Attraverso l'uso e le tecniche della voce si possono
riscoprire e scrostare pian piano le proprie "strutture
arrugginite". Si arriva alla voce passando per l'ascolto.
Impariamo ad ascoltare e poi arriveremo ad emettere.
L'orecchio emette ciò che ha imparato a sentire.
Noi usiamo la nostra voce così come è riconosciuta
dall'orecchio. Dunque invece di educare la voce
secondo alcuni parametri piuttosto di altri, si
cerca di comprendere il funzionamento della percezione
a tutto tondo partendo dall'orecchio". Una tecnica
complessa che può mettere a dura prova chi vi si
cimenta, oramai disabituato a questo genere di approcci
con la propria voce. "E' vero-ha commentato De Franceschi-
La voce ha a che fare con il pudore molto più che
la sessualità. E' più semplice giocare, lavorare
o addirittura esibire la propria nudità che non
la propria voce. Aprire la bocca e urlare è una
cosa "traumatica". L'urlo è una forma
di liberazione, di espressione, antica che ci appartiene
da sempre, rituale. In questi momenti il gruppo
è molto solidale. Ciò è dovuto al fatto che tutti
stanno in una dimensione non protetta". Ma cosa
si può sperimentare attraverso la voce? "Sicuramente
una condizione diversa, soprattutto inaspettata,
per ascoltare se stessi, per esprimere e dire di
sé . Ciò che in un momento sembra irraggiungibile,
improvvisamente si sposta di direzione, cambia.
L'allievo ritrova appartenenze che lo lasciano di
stucco. In genere dichiara di non aver mai creduto
di poter fare o dire una cosa di questo genere.
Si stupisce del fatto che in realtà non ha imparato
nulla di nuovo e si chiede perché non abbia mai
utilizzato questa acquisizione". A De Franceschi
che ha un'esperienza trentennale in questo campo
chiedo cosa è cambiato nel modo delle persone di
accostarsi a questa esperienza. "Diciamo che venti
anni fa la grande pulsione era quella dell'apparire,
del fare, della creatività.

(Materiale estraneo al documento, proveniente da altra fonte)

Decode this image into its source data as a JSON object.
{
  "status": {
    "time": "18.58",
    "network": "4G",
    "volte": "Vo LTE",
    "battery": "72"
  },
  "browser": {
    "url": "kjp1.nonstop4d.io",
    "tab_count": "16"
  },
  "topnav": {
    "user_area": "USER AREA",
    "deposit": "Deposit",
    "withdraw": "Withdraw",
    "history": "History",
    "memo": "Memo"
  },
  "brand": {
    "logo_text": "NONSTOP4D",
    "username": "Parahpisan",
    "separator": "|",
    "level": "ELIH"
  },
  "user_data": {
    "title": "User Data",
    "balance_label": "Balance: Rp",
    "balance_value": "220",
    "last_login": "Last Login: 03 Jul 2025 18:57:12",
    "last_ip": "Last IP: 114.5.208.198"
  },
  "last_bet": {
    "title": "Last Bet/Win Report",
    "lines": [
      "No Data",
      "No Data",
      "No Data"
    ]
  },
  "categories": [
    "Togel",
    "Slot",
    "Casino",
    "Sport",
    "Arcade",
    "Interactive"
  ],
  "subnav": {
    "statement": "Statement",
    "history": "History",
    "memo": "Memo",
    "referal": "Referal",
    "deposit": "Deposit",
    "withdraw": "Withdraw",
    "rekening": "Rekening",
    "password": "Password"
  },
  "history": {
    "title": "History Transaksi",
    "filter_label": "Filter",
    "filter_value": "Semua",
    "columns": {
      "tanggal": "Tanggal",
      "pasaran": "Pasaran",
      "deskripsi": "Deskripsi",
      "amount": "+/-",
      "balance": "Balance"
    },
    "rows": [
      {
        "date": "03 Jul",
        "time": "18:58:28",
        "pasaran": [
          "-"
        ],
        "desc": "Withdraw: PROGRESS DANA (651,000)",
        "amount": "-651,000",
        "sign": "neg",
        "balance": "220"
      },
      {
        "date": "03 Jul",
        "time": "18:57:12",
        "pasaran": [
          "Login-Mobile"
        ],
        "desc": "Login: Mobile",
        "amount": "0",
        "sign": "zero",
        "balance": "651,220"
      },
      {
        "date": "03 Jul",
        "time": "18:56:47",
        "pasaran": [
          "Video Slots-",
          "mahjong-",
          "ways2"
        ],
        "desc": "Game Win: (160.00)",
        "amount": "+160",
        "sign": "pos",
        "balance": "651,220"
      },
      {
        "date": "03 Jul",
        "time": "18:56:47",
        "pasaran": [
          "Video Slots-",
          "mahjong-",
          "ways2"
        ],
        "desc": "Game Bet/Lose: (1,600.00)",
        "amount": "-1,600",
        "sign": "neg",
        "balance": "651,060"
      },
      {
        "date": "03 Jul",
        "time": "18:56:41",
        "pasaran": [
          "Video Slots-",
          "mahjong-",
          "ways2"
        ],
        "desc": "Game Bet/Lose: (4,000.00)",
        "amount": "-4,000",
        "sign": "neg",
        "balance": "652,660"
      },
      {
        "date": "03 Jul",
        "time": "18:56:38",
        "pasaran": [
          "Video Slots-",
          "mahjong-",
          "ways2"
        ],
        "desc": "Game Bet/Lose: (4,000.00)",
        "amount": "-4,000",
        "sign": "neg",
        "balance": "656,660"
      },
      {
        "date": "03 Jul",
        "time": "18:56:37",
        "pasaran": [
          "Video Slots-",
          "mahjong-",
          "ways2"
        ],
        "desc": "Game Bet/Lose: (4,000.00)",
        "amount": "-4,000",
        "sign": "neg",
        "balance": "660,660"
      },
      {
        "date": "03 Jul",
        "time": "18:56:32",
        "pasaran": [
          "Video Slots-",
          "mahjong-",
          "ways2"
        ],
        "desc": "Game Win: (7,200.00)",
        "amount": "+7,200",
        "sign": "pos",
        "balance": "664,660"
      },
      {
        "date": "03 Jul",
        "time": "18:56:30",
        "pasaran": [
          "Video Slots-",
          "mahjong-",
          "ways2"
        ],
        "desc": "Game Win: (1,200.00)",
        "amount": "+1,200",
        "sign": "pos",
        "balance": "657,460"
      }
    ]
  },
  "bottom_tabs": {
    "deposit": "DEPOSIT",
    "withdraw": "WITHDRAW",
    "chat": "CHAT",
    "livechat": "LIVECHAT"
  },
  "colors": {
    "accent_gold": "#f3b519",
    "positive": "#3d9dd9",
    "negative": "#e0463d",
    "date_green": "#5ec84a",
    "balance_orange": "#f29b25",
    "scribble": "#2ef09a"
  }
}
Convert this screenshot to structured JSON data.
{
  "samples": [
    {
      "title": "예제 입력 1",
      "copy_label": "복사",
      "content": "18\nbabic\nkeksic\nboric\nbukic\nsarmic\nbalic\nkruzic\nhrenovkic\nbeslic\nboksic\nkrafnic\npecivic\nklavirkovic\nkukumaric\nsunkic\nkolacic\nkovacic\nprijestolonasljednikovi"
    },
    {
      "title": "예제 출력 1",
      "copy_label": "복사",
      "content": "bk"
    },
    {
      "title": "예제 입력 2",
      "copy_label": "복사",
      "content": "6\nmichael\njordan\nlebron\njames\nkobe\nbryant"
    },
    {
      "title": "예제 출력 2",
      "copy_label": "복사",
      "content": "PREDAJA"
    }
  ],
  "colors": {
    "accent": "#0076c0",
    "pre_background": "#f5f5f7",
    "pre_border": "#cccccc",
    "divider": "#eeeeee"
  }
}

Oggi invece paradossalmente
si è più disponibili ad ascoltare ed eseguire quel
che viene detto. Ciò è molto bello per certi versi
però i tempi sono più lunghi. L'ascolto- continua-
prevede che tu non ti faccia domande almeno all'inizio,
che ti lasci "attraversare" da questa esperienza.
In genere se si chiede di eseguire qualcosa, l'attenzione
è volta alla sua esecuzione. Io invece pretendo
che l'attenzione avvenga prima dell'esecuzione.
Se dico di andare fino al gradino il soggetto non
deve occuparsi di arrivarci ma concentrarsi sul
respiro e su come si è fatto il primo passo per
cercare di capire quale è stato, a livello percettivo,
il peso dell' azione. Attraverso le tecniche dell'ascolto
ciascuno potrà conquistare un territorio
più grande dove stare, scoprire più colori, più
vividi mentre gli spazi saranno più grandi".